A recently developed risk-evaluation protocol can help hospital emergency department personnel more efficiently determine which patients with acute chest pain can be sent home safely, according to a randomized trial conducted at Wake Forest Baptist Medical Center.
The study, published in the current online issue of the American Heart Association journal Circulation: Cardiovascular Quality and Outcomes, found that chest-pain patients who were evaluated with the new protocol, called the HEART Pathway, had 12 percent fewer cardiac tests, 21 percent more early discharges, and shorter hospital stays than those who received standard care. No patient identified for early discharge in either group had a major heart problem within 30 days of their emergency department visit.
Up to 10 million patients complaining of acute chest pain show up at U.S. emergency departments each year, and more than half of them are hospitalized to undergo comprehensive cardiac tests. These evaluations cost between $10 billion and $13 billion annually, yet less than 10 percent of the patients are found to have acute coronary syndrome (ACS), an umbrella term for conditions brought on by sudden, reduced blood flow to the heart.
“The results of this trial demonstrate that, compared to usual care, the HEART Pathway can substantively decrease health care utilization among patients with symptoms related to ACS without compromising patient safety,” said Simon A. Mahler, M.D., associate professor of emergency medicine at Wake Forest Baptist and lead author of the study, the first to test the efficacy of the protocol in real time in a clinical setting.
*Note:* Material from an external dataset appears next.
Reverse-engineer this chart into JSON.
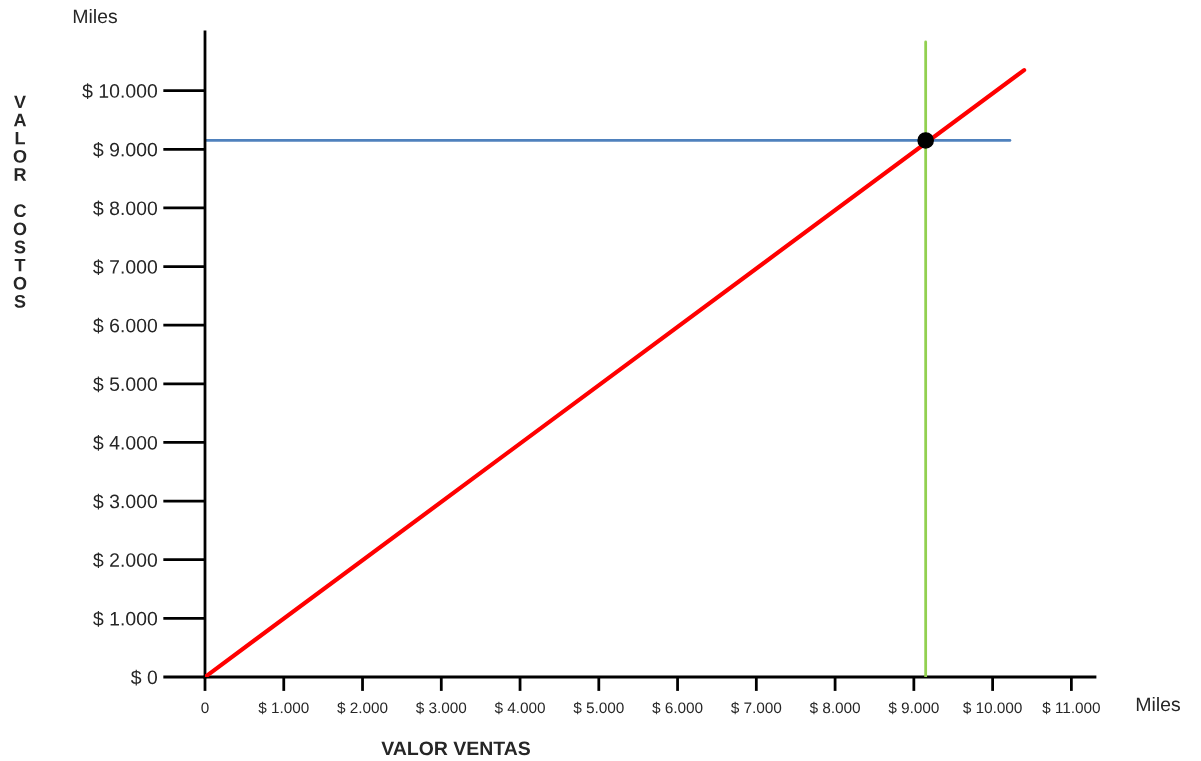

The HEART Pathway is based on the widely used HEART score system, which weighs five components – the patient’s history, electrocardiogram reading, age, risk factors and levels of troponin, a protein in blood released when the heart muscle is damaged – to determine an individual’s risk of having a serious cardiac problem. But the HEART Pathway includes one more element: a second blood test to measure troponin levels, administered three hours after the first one.
“The HEART Pathway is a decision aid, not a substitute for clinical judgment,” Mahler said, “but there is strong evidence to support that its use can both improve evaluation and reduce unnecessary testing, hospitalization and expense.”
Mahler said that to further investigate the HEART Pathway protocol he and his research team are currently conducting an implementation trial at Wake Forest Baptist and planning a larger, multi-center effectiveness trial.
This study was funded by the American Heart Association Clinical Research Program.
The co-authors of the study are Robert F. Riley, M.D., Brian C. Hiestand, M.D., Gregory B. Russell, M.S., James W. Hoekstra, M.D., Cedric W. Lefebvre, M.D., Bret A. Nicks, M.D., David M. Cline, M.D., Kim L. Askew, M.D., Stephanie B. Elliott, B.S., David M. Herrington, M.D., Gregory L. Burke, M.D., and Chadwick D. Miller, M.D., of Wake Forest Baptist.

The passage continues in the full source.